Читать «Баллады тюрем и заграниц (сборник)» онлайн - страница 144

Михаил Иосифович Веллер

Народ – он дурак, вечно ерничал мой приятель-однокашник Бобка Сидорков. После окончания университета мы все отправились кто куда, а Бобка стал преподавать в Академии дипломатии. Это я к тому, что народ радовался. Народ приветствовал мелкое свержение некоторого культа личности Хрущева, не соображая, что пребывает культ личности кресла – Дорогой Товарищ Генеральный Секретарь Любимой На Хрен Партии.

Но сначала новая метла недолго демонстрирует, что она умеет чисто мести и только о том и мечтает. Врет, помело с палкой!

1964—1965, первый год после снятия Хрущева, свобода стояла неслыханная. Народ аж ржал. У Райкина была реприза «Партбюрократ»: «Партия учит нас, что при нагревании газы расширяются». В телевизоре! Все балдели.

А потом, а потом, а потом посадили Даниэля и Синявского. За невинные, в сущности, книги, но опубликованные за бугром. В газетах скандально-патриотически освещался процесс над врагами. Виртуальный народ негодовал, реальный народ скорее плевал на это все, интеллигенция не могла поверить, что оттепель кончилась…

Старик Борщаговский, когда-то знаменитый «космополит № 1», с него, театрального критика, началась в прессе сталинская «борьба с космополитизмом», старик Борщаговский уже в глуховые годы брежневского конца говорил мне: «Миша, не было эпохи большего исторического оптимизма, чем начало шестидесятых. Народ искренне поверил в светлое будущее, оно было – вот!»

Исторический оптимизм народа напоролся на политический реализм Партии. Как «Титаник» на айсберг. Рваный борт уже скрежещет, а он все прет по инерции.

Шестидесятые – это перелом от веры и возможности – к безверию и невозможности. Совейский марксизьм-социализьм ортодоксировался. Не надо думать!

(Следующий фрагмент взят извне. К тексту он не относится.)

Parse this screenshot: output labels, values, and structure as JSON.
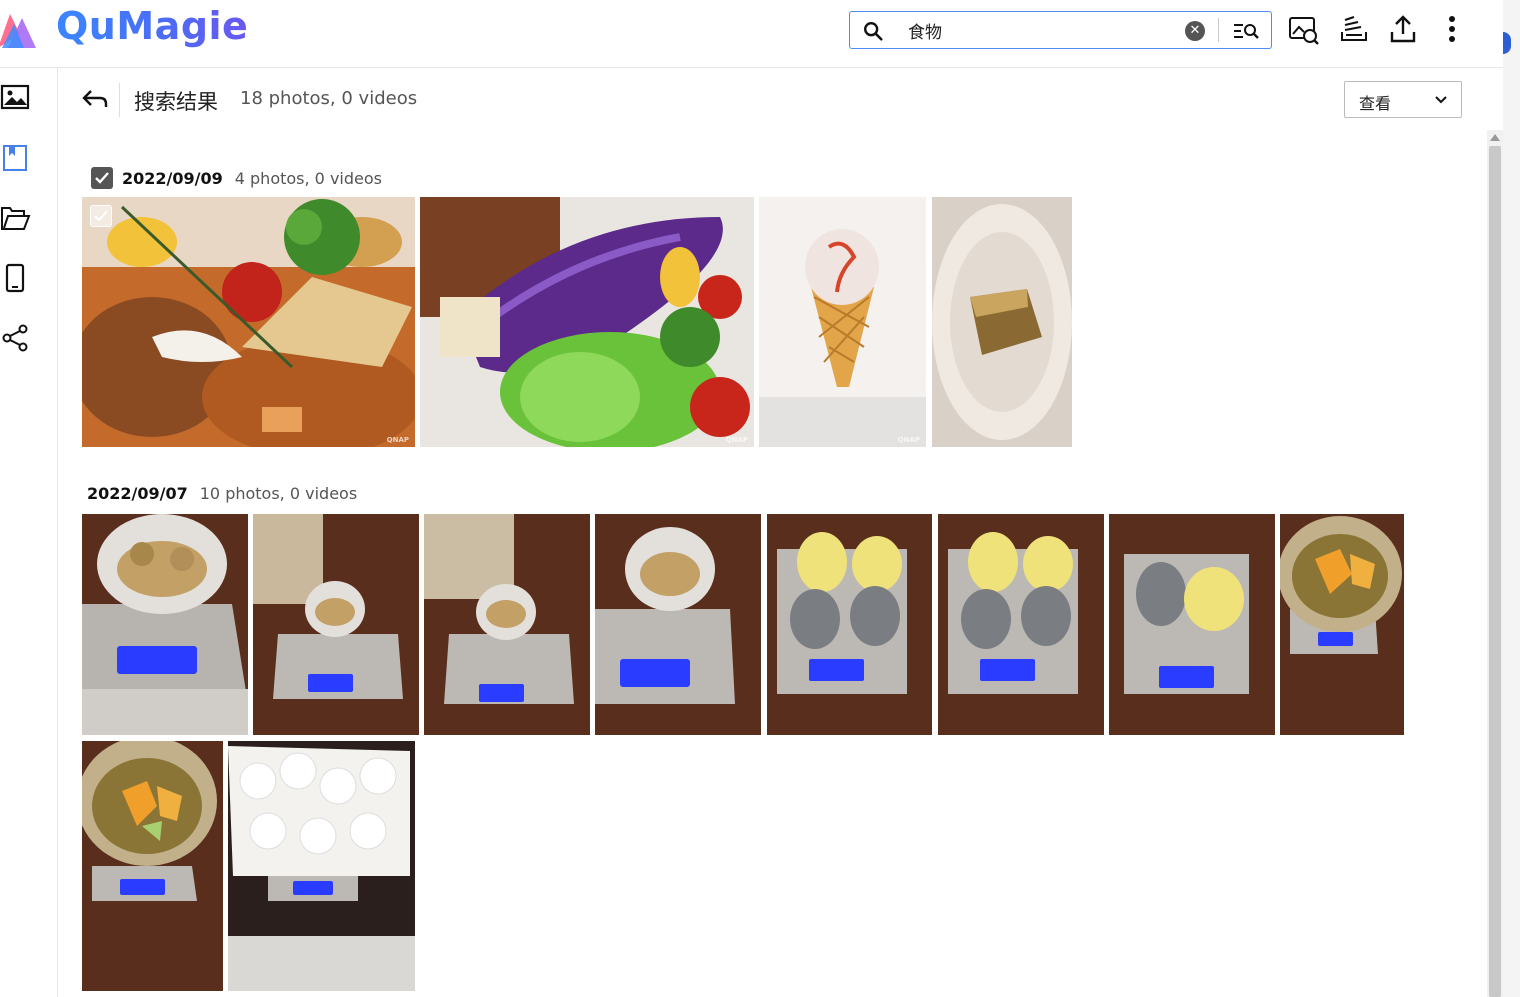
{
  "app": {
    "name": "QuMagie"
  },
  "search": {
    "value": "食物",
    "placeholder": ""
  },
  "header": {
    "title": "搜索结果",
    "count": "18 photos, 0 videos"
  },
  "view_select": {
    "value": "查看"
  },
  "groups": [
    {
      "date": "2022/09/09",
      "count": "4 photos, 0 videos"
    },
    {
      "date": "2022/09/07",
      "count": "10 photos, 0 videos"
    }
  ],
  "watermark": "QNAP",
  "colors": {
    "accent": "#3a86ff",
    "nav_active": "#4a7ee8",
    "lcd": "#2a3cff"
  }
}
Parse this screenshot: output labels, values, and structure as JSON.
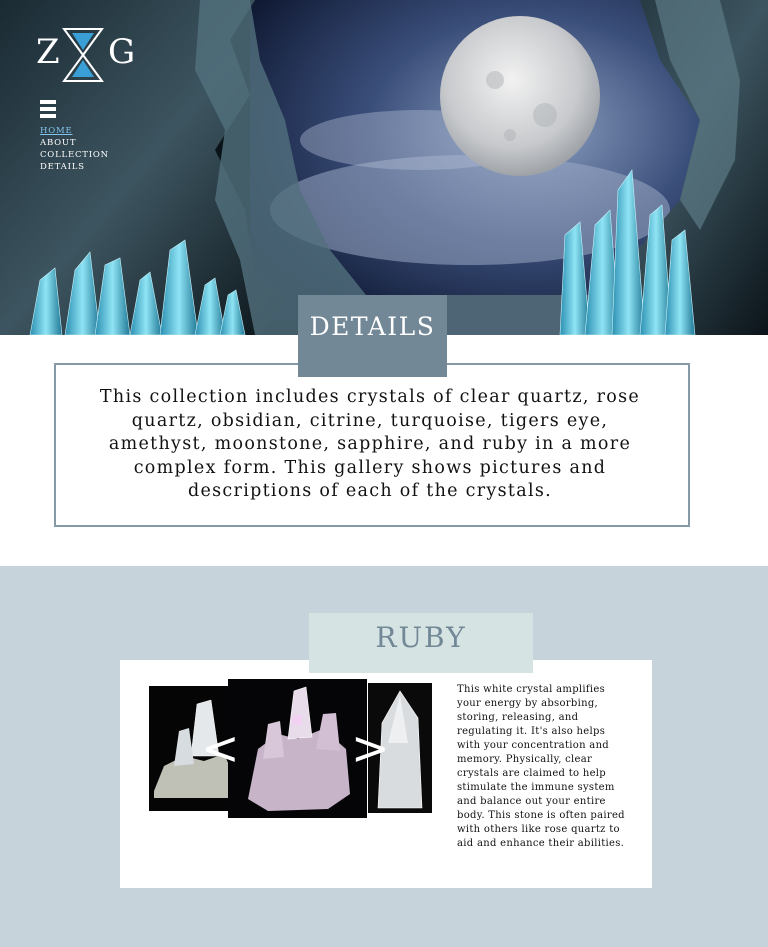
{
  "brand": {
    "logo_left": "Z",
    "logo_right": "G"
  },
  "nav": {
    "items": [
      {
        "label": "HOME",
        "active": true
      },
      {
        "label": "ABOUT",
        "active": false
      },
      {
        "label": "COLLECTION",
        "active": false
      },
      {
        "label": "DETAILS",
        "active": false
      }
    ]
  },
  "details": {
    "title": "DETAILS",
    "body": "This collection includes crystals of clear quartz, rose quartz, obsidian, citrine, turquoise, tigers eye, amethyst, moonstone, sapphire, and ruby in a more complex form. This gallery shows pictures and descriptions of each of the crystals."
  },
  "ruby": {
    "title": "RUBY",
    "prev_label": "<",
    "next_label": ">",
    "description": "This white crystal amplifies your energy by absorbing, storing, releasing, and regulating it. It's also helps with your concentration and memory. Physically, clear crystals are claimed to help stimulate the immune system and balance out your entire body. This stone is often paired with others like rose quartz to aid and enhance their abilities."
  },
  "colors": {
    "accent_slate": "#728896",
    "section_bg": "#c6d3da",
    "ruby_title_bg": "#d5e3e3",
    "nav_active": "#7fc4ec",
    "crystal_teal": "#4fb6d3"
  }
}
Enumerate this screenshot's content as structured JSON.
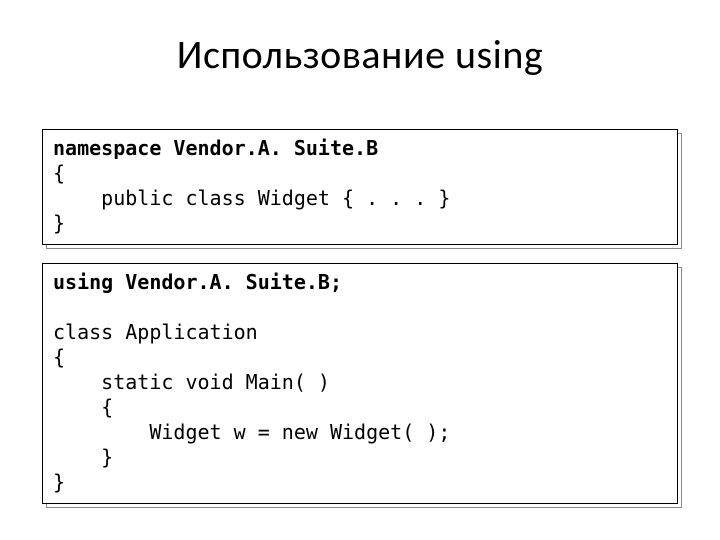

Повторяй за Партией!

Облик правящего триумвирата изменился с незаметностью Чеширского кота, постепенно растаявшего в воздухе до состояния автономной улыбки. Глупо-готовная улыбка Подгорного исчезла первой, вместе с окружающей ее лысиной и остальными частями тела. Косыгин слинял, осел, посерел и стал малозаметным и безгласным. Их счастливые портреты исчезли из первых рядов демонстраций. Выражение наступательного восторга реинкарнировалось с хрущевских портретов на сменившие их брежневские. Плевать, чье изображение вставлять в оклад иконы! Партия, «ум, честь и совесть нашей эпохи», коллегиальным решением одаряла народ «дорогим товарищем». Во главе. И лично вам, дорогой. Под руководством нашего. Под мудрым руководством. Рапортуем вам. Обещаем вам. Клянемся.